Because of its central role in both photosynthesis and the metabolism of all known forms of life, phosphorus is a key element for all life on earth. In view of the large and rapidly growing population of the world, many optimists look to a greatly increased use of chemical fertilisers as the means whereby the vast hordes of mankind expected in the next 25-100 years will be enabled to feed themselves.

It has sometimes been implied that a combination of chemical fertilisers, new strains of food plants with improved yields, and the continuation of 'high technology' based on abundant supplies of energy and water will allow nearly everyone in the so-called 'developing' regions to be well fed and to enjoy consumer products such as are now available to the moderate-income inhabitants of the technologically advanced countries.

On these assumptions, careful use and conservation of the easily mined phosphorus deposits could become a sacred trust for the future teeming generations.

In brief, this trust might be embodied in a proposal for mining no more phosphate rock than is necessary for sufficient food production and using it in such a way that dissipation of phosphorus into run-off waters is minimised.

Although the above scenario for the future is not impossible, it seems unlikely, being based on a delusion of grandeur that was common currency in the second quarter of the 20th century, when the media often reflected a science-fiction view of unlimited future aggrandisement for mankind. The present-day emphasis on an ecological scheme in which the human has his niche, with natural limitations for all creatures, seems to be a healthy anodyne to that recent wave of undue arrogance. The importance of chemical fertilisers to the future of mankind depends very much on the availability and apportionment of energy in the future.

People living in areas of high population density can exist in long-term equilibrium with the land without appreciable ecological damage; but a rapidly growing population has little chance of attaining this state because of ceaseless struggles to support the newcomers.

The rapidly growing poorer countries cannot possibly fulfil their aspirations for 'development' while maintaining their present birthrates.

In any event, soil erosion and other factors converting arable lands into wasted areas continue relentlessly while more and more supporting territory, such as swamps and forests, are converted into farm-land. The problems of soil erosion and other forms of land degradation are not restricted to the developing countries. The USA and Canada in their role as providers of food for the rest of the world are experiencing erosion of the soil by water and wind at a much higher rate than is at all consistent with permanent agriculture.

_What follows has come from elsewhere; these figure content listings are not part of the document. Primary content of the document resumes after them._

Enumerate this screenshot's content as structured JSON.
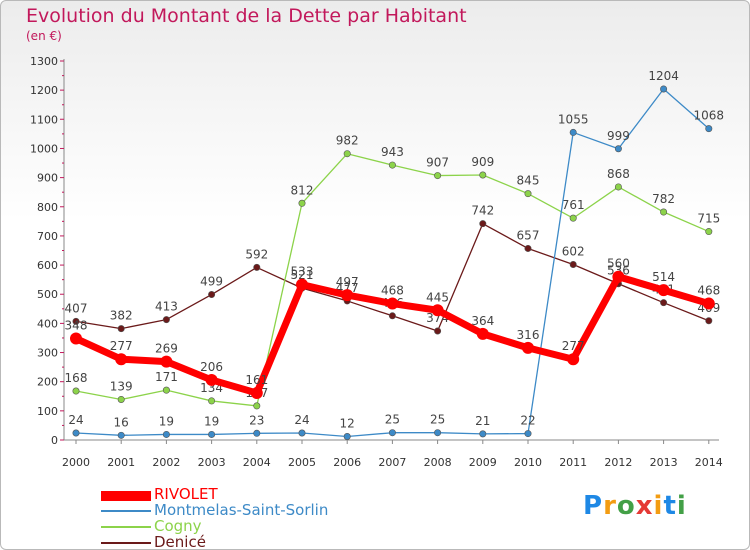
{
  "chart_data": {
    "type": "line",
    "title": "Evolution du Montant de la Dette par Habitant",
    "subtitle": "(en €)",
    "x": [
      "2000",
      "2001",
      "2002",
      "2003",
      "2004",
      "2005",
      "2006",
      "2007",
      "2008",
      "2009",
      "2010",
      "2011",
      "2012",
      "2013",
      "2014"
    ],
    "ylim": [
      0,
      1300
    ],
    "yticks": [
      0,
      100,
      200,
      300,
      400,
      500,
      600,
      700,
      800,
      900,
      1000,
      1100,
      1200,
      1300
    ],
    "grid": false,
    "legend_position": "bottom-left",
    "series": [
      {
        "name": "RIVOLET",
        "color": "#ff0000",
        "values": [
          348,
          277,
          269,
          206,
          161,
          533,
          497,
          468,
          445,
          364,
          316,
          277,
          560,
          514,
          468
        ]
      },
      {
        "name": "Montmelas-Saint-Sorlin",
        "color": "#3d8ac7",
        "values": [
          24,
          16,
          19,
          19,
          23,
          24,
          12,
          25,
          25,
          21,
          22,
          1055,
          999,
          1204,
          1068
        ]
      },
      {
        "name": "Cogny",
        "color": "#8cd34a",
        "values": [
          168,
          139,
          171,
          134,
          117,
          812,
          982,
          943,
          907,
          909,
          845,
          761,
          868,
          782,
          715
        ]
      },
      {
        "name": "Denicé",
        "color": "#6b1a1a",
        "values": [
          407,
          382,
          413,
          499,
          592,
          521,
          477,
          426,
          374,
          742,
          657,
          602,
          536,
          471,
          409
        ]
      }
    ]
  },
  "logo": {
    "letters": [
      "P",
      "r",
      "o",
      "x",
      "i",
      "t",
      "i"
    ],
    "colors": [
      "#1e88e5",
      "#f39c12",
      "#43a047",
      "#e53935",
      "#f39c12",
      "#1e88e5",
      "#43a047"
    ]
  }
}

Neither technology nor our available resources can continue to cope with the increasing population for long. Indeed, it seems ethically undesirable to supply other than locally grown foodstuffs to feed the additional 100 million mouths that are produced each year by our fertile species, since it seems foreordained that a continued increase of the food supply without a halt in population growth will result in a vast increase in death and suffering when the time inevitably comes that food requirements can no longer be met.

This time may nearly be upon us, since it is claimed that roughly one quarter of the people in the world go to bed hungry each night and more than that number do not receive adequate nourishment. Since few people in the countries having high rates of population increase appear to realise their predicament and no one seems able to ameliorate it, it appears likely that excessive human fertility will be conquered only by famine, pestilence, war, and/or general disruption or disintegration of society.

In view of these speculations about the future, what attitude should be taken with respect to the use of phosphorus? In the long-term, whatever is done about the use of phosphate rock is unimportant; in the short-term, it seems advisable for the good of all mankind (regardless of race, country or economic status) not to support population growth by any means (including phosphate-based fertilisers) in geographical areas where little or no attempt is being made to check this growth. Likewise, phosphorus chemicals should not be used to support over consumption, so that the environment need not be degraded frivolously.